L’acte risqué de tatouer un œil est effectué par des personnes non formées qui n’ont aucune connaissance de l’anatomie délicate de l’œil. L’EPSO se tourne vers le gouvernement de l’Ontario pour interdire la pratique du tatouage oculaire dans toutes les communautés de l’Ontario et a déclaré qu’il aimerait voir l’Ontario être le chef de file dans la création de cette législation au Canada pour protéger la vision du public et prévenir les cas inutiles de cécité.

Une femme mexicaine de 26 ans a développé la cellulite orbitale et le scleritis postérieur dans un délai de deux heures de recevoir le tatouage.

Inclus dans cette création de législature serait également l’exclusion de l’implantation de bijoux pour les yeux sous la conjonctive qui a été initialement effectuée uniquement aux Pays-Bas, mais est une tendance croissante aux États-Unis.

Le tatouage cornéen a été utilisé comme traitement chirurgical régulé pour défigurer les cicatrices cornéennes ou pour traiter l’éblouissement dû au traumatisme de l’iris.

Ce traitement est effectué par un ophtalmologiste dans une salle d’opération stérile avec des colorants testés qui ont été étudiés dans la littérature ophtalmique pendant des décennies.

Cependant, l’introduction récente de salons de tatouage d’injecter un colorant coloré non régulé à la surface conjonctivale-scleral a eu comme conséquence l’inflammation oculaire chronique et la migration des colorants non régulés dans l’oeil causant la toxicité potentielle à la rétine. Le tatouage oculaire par des professionnels non formés a également entraîné de nombreuses complications oculaires graves via la pénétration du sclérotique (paroi oculaire) provoquant des cataractes, des décollements de rétine et des hémorragies choroïdes de l’œil.

Beaucoup de ces yeux ont développé des infections intraitables (endophtalmie) qui ont conduit à l’ablation de l’œil (énucléation) en raison de la douleur intense et de la propagation potentielle de l’infection à l’orbite et au cerveau.

Un homme de 43 ans en Grande-Bretagne : inflammation conjonctivale chronique dans trois secteurs distincts de chaque oeil causant la douleur oculaire grave.

▪ D’autres complications à court terme rapportées jusqu’ici incluent : des maux de tête, la photophobie grave, la sensation persistante de corps étranger, et la migration de la souillure d’encre.1 ▪ comme mentionné, les risques à court terme plus sérieux incluent l’infection (endophthalmite), la pénétration de globe, le détachement rétinien et l’hémorragie peri-oculaire. 1 ▪ La spéculation sur les conséquences à long terme incluent la toxicité rétinienne ou l’inflammation oculaire granulomateuse. Malheureusement, les risques à long terme de cancer ne sont pas connus avec ces encres et colorants de tatouage non réglementés.

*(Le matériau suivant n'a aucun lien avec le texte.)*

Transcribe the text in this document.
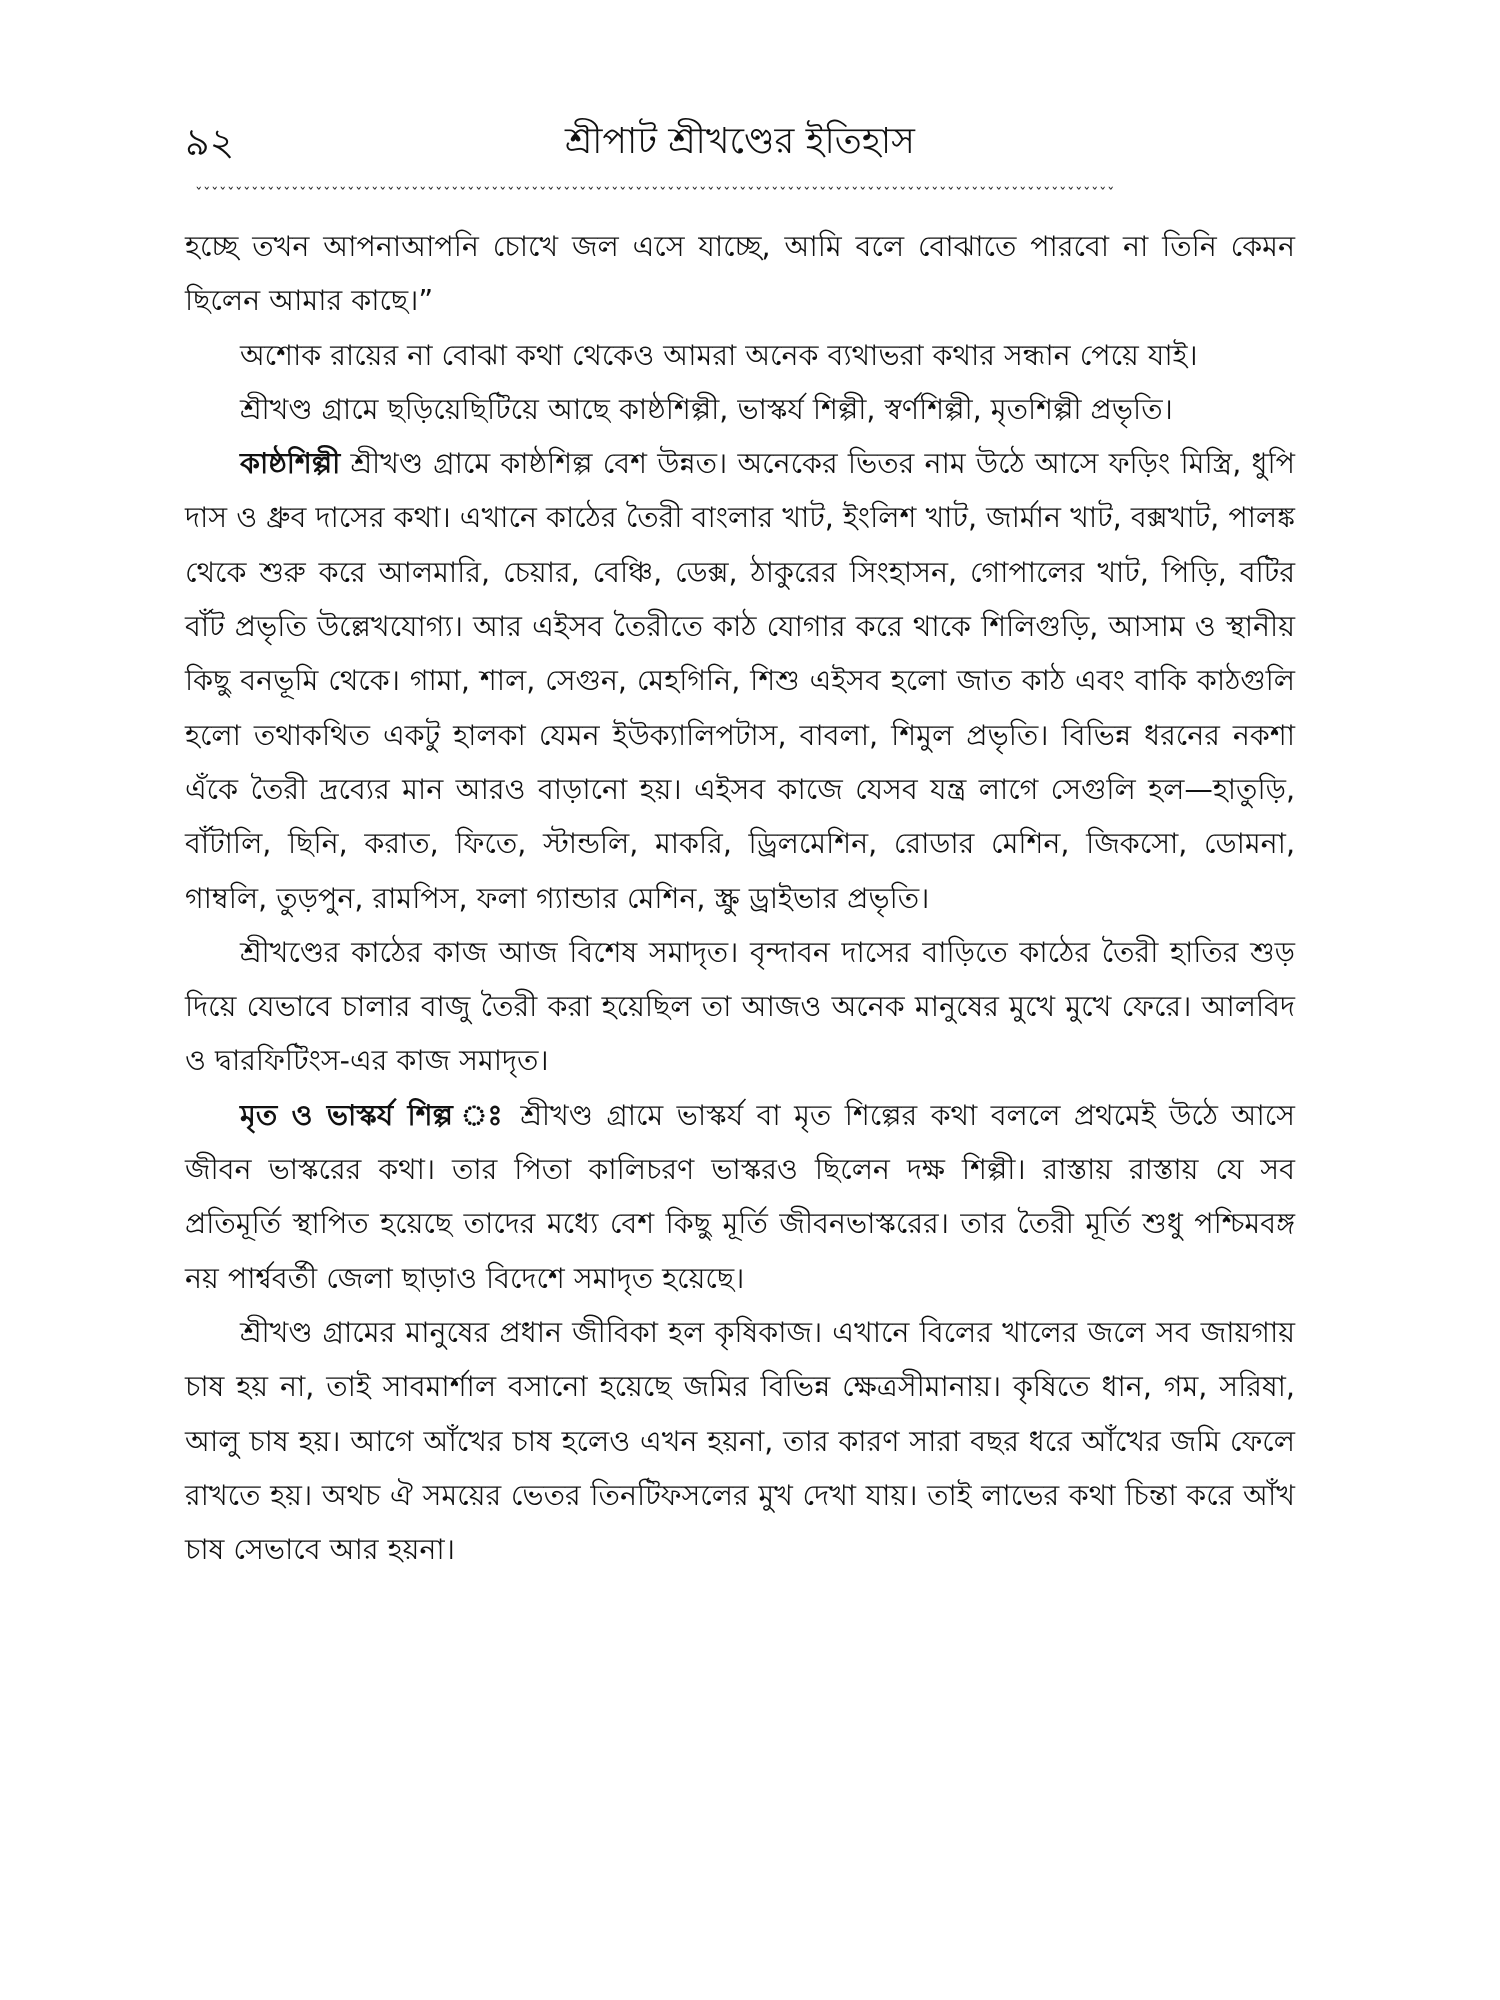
৯২	শ্রীপাট শ্রীখণ্ডের ইতিহাস
ˇˇˇˇˇˇˇˇˇˇˇˇˇˇˇˇˇˇˇˇˇˇˇˇˇˇˇˇˇˇˇˇˇˇˇˇˇˇˇˇˇˇˇˇˇˇˇˇˇˇˇˇˇˇˇˇˇˇˇˇˇˇˇˇˇˇˇˇˇˇˇˇˇˇˇˇˇˇˇˇˇˇˇˇˇˇˇˇˇˇˇˇˇˇˇˇˇˇˇˇˇˇˇˇˇˇˇˇˇˇˇˇˇˇˇ

হচ্ছে তখন আপনাআপনি চোখে জল এসে যাচ্ছে, আমি বলে বোঝাতে পারবো না তিনি কেমন ছিলেন আমার কাছে।”

অশোক রায়ের না বোঝা কথা থেকেও আমরা অনেক ব্যথাভরা কথার সন্ধান পেয়ে যাই।

শ্রীখণ্ড গ্রামে ছড়িয়েছিটিয়ে আছে কাষ্ঠশিল্পী, ভাস্কর্য শিল্পী, স্বর্ণশিল্পী, মৃতশিল্পী প্রভৃতি।

কাষ্ঠশিল্পী শ্রীখণ্ড গ্রামে কাষ্ঠশিল্প বেশ উন্নত। অনেকের ভিতর নাম উঠে আসে ফড়িং মিস্ত্রি, ধুপি দাস ও ধ্রুব দাসের কথা। এখানে কাঠের তৈরী বাংলার খাট, ইংলিশ খাট, জার্মান খাট, বক্সখাট, পালঙ্ক থেকে শুরু করে আলমারি, চেয়ার, বেঞ্চি, ডেক্স, ঠাকুরের সিংহাসন, গোপালের খাট, পিড়ি, বটির বাঁট প্রভৃতি উল্লেখযোগ্য। আর এইসব তৈরীতে কাঠ যোগার করে থাকে শিলিগুড়ি, আসাম ও স্থানীয় কিছু বনভূমি থেকে। গামা, শাল, সেগুন, মেহগিনি, শিশু এইসব হলো জাত কাঠ এবং বাকি কাঠগুলি হলো তথাকথিত একটু হালকা যেমন ইউক্যালিপটাস, বাবলা, শিমুল প্রভৃতি। বিভিন্ন ধরনের নকশা এঁকে তৈরী দ্রব্যের মান আরও বাড়ানো হয়। এইসব কাজে যেসব যন্ত্র লাগে সেগুলি হল—হাতুড়ি, বাঁটালি, ছিনি, করাত, ফিতে, স্টান্ডলি, মাকরি, ড্রিলমেশিন, রোডার মেশিন, জিকসো, ডোমনা, গাম্বলি, তুড়পুন, রামপিস, ফলা গ্যান্ডার মেশিন, স্ক্রু ড্রাইভার প্রভৃতি।

শ্রীখণ্ডের কাঠের কাজ আজ বিশেষ সমাদৃত। বৃন্দাবন দাসের বাড়িতে কাঠের তৈরী হাতির শুড় দিয়ে যেভাবে চালার বাজু তৈরী করা হয়েছিল তা আজও অনেক মানুষের মুখে মুখে ফেরে। আলবিদ ও দ্বারফিটিংস-এর কাজ সমাদৃত।

মৃত ও ভাস্কর্য শিল্প ঃ শ্রীখণ্ড গ্রামে ভাস্কর্য বা মৃত শিল্পের কথা বললে প্রথমেই উঠে আসে জীবন ভাস্করের কথা। তার পিতা কালিচরণ ভাস্করও ছিলেন দক্ষ শিল্পী। রাস্তায় রাস্তায় যে সব প্রতিমূর্তি স্থাপিত হয়েছে তাদের মধ্যে বেশ কিছু মূর্তি জীবনভাস্করের। তার তৈরী মূর্তি শুধু পশ্চিমবঙ্গ নয় পার্শ্ববর্তী জেলা ছাড়াও বিদেশে সমাদৃত হয়েছে।

শ্রীখণ্ড গ্রামের মানুষের প্রধান জীবিকা হল কৃষিকাজ। এখানে বিলের খালের জলে সব জায়গায় চাষ হয় না, তাই সাবমার্শাল বসানো হয়েছে জমির বিভিন্ন ক্ষেত্রসীমানায়। কৃষিতে ধান, গম, সরিষা, আলু চাষ হয়। আগে আঁখের চাষ হলেও এখন হয়না, তার কারণ সারা বছর ধরে আঁখের জমি ফেলে রাখতে হয়। অথচ ঐ সময়ের ভেতর তিনটিফসলের মুখ দেখা যায়। তাই লাভের কথা চিন্তা করে আঁখ চাষ সেভাবে আর হয়না।
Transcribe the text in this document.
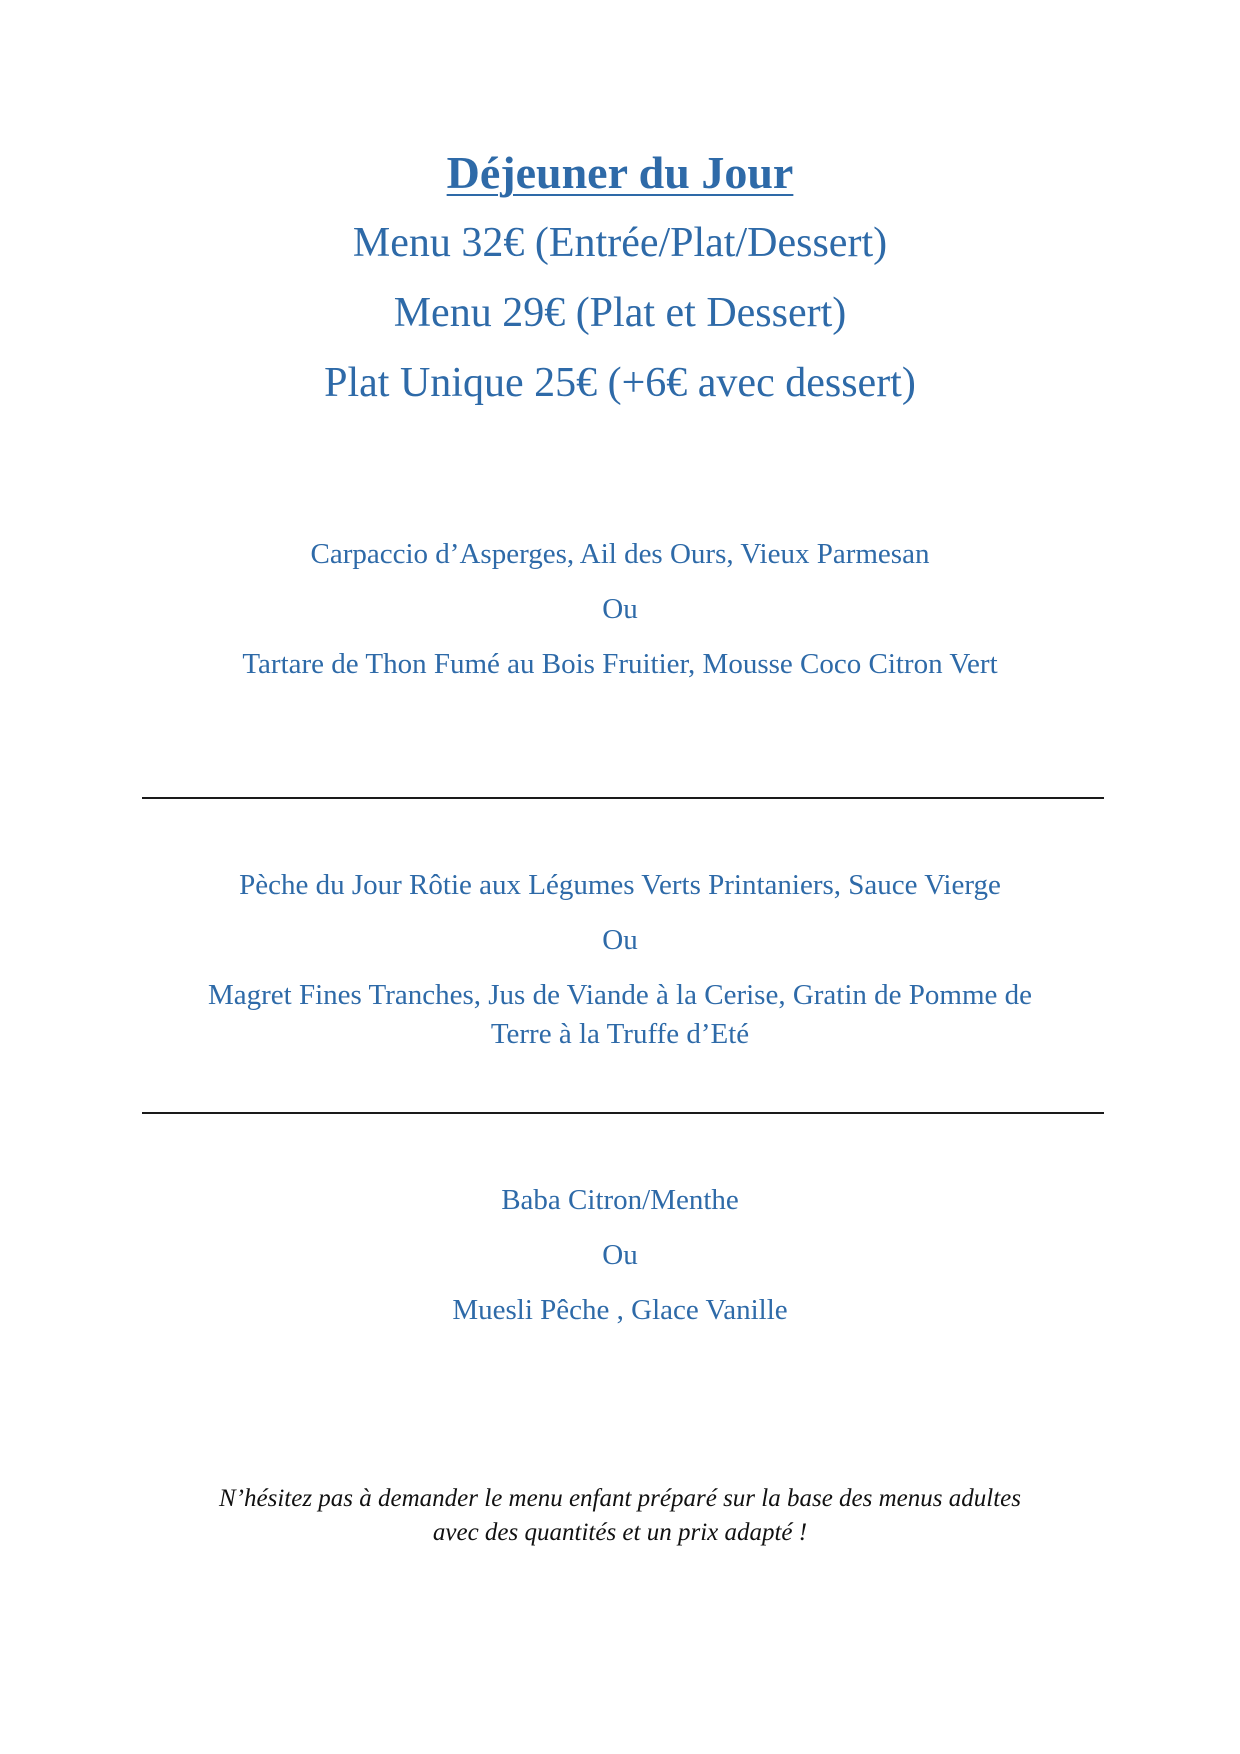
Déjeuner du Jour

Menu 32€ (Entrée/Plat/Dessert)

Menu 29€ (Plat et Dessert)

Plat Unique 25€ (+6€ avec dessert)

Carpaccio d’Asperges, Ail des Ours, Vieux Parmesan

Ou

Tartare de Thon Fumé au Bois Fruitier, Mousse Coco Citron Vert

Pèche du Jour Rôtie aux Légumes Verts Printaniers, Sauce Vierge

Ou

Magret Fines Tranches, Jus de Viande à la Cerise, Gratin de Pomme de
Terre à la Truffe d’Eté

Baba Citron/Menthe

Ou

Muesli Pêche , Glace Vanille

N’hésitez pas à demander le menu enfant préparé sur la base des menus adultes
avec des quantités et un prix adapté !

Le tatouage conjonctival n’a été introduit que récemment et, à ce titre, il n’y a pas de législation concernant son utilisation dans la plupart des pays, y compris le Canada.

Dans l’État américain de Géorgie, les tatouages sont interdits à moins d’un pouce de l’orbite, sauf lorsqu’ils sont effectués par un médecin. Le Royal Australian and New Zealand College of Ophthalmologists travaille avec le gouvernement de l’État de Galles du Sud pour modifier la législation afin d’inclure une nouvelle section qui ériorisera le fait pour une personne autre qu’un médecin, ou une autre personne prescrite par la réglementation, de pratiquer le tatouage du globe oculaire.

Une femme de 25 ans au Brésil a éprouvé la douleur oculaire grave et a diminué la vision dans l’oeil gauche. En plus d’avoir des dépôts noirs sur diverses parties de son oeil, elle a éprouvé l’uveitis antérieur grave et plus tard, le glaucome secondaire.

Une fois que cela sera modifié, ils cherchent à obtenir les mêmes résultats dans d’autres États et éventuellement en Nouvelle-Zélande.